The Centers for Medicare & Medicaid Services (CMS), finalized changes to outdated federal regulations that have burdened health care providers with added administrative costs and impeded the health care system’s move toward value-based reimbursement.
The Physician Self-Referral Law, also known as the “Stark Law,” generally prohibits a physician from making referrals to an entity for certain healthcare services, if the physician has a financial relationship with the entity.
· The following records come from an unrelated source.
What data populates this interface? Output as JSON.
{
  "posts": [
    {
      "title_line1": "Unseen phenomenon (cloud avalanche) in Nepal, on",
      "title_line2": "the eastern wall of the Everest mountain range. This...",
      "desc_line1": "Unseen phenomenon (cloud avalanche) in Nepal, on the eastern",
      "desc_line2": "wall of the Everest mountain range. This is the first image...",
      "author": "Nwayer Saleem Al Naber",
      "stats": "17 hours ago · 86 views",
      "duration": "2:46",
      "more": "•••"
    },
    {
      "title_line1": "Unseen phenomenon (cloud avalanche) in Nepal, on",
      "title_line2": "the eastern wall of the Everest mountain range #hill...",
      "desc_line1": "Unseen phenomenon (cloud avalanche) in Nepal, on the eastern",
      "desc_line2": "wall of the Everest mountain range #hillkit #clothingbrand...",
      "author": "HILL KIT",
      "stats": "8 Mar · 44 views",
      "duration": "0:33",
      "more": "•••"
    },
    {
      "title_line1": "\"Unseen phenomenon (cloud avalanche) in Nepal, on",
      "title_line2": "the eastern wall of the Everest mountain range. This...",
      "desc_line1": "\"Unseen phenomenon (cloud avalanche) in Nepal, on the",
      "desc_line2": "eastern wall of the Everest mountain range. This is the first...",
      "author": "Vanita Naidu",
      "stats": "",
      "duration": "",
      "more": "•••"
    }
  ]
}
We sat down with Attorney Ayesha Mehdi to discuss new opportunities for health care practitioners to enter into arrangements that will benefit their patients and practice. “The Stark Law liability has been lowered,” she said, “there are many new opportunities that I am helping my clients explore, for example, practices can now share employees like nurses with hospitals; hospitals can provide practices IT infrastructure to support coordination of care; and practices can enter gainsharing arrangements.”
The previous federal regulations that interpreted and implemented Stark Law were designed for a health care system that reimburses providers on a fee-for-service basis, where the financial incentives are to deliver more services. However, the current system is moving toward financial arrangements that reward providers who are successful at keeping patients healthy and out of the hospital, where payment is tied to value rather than volume.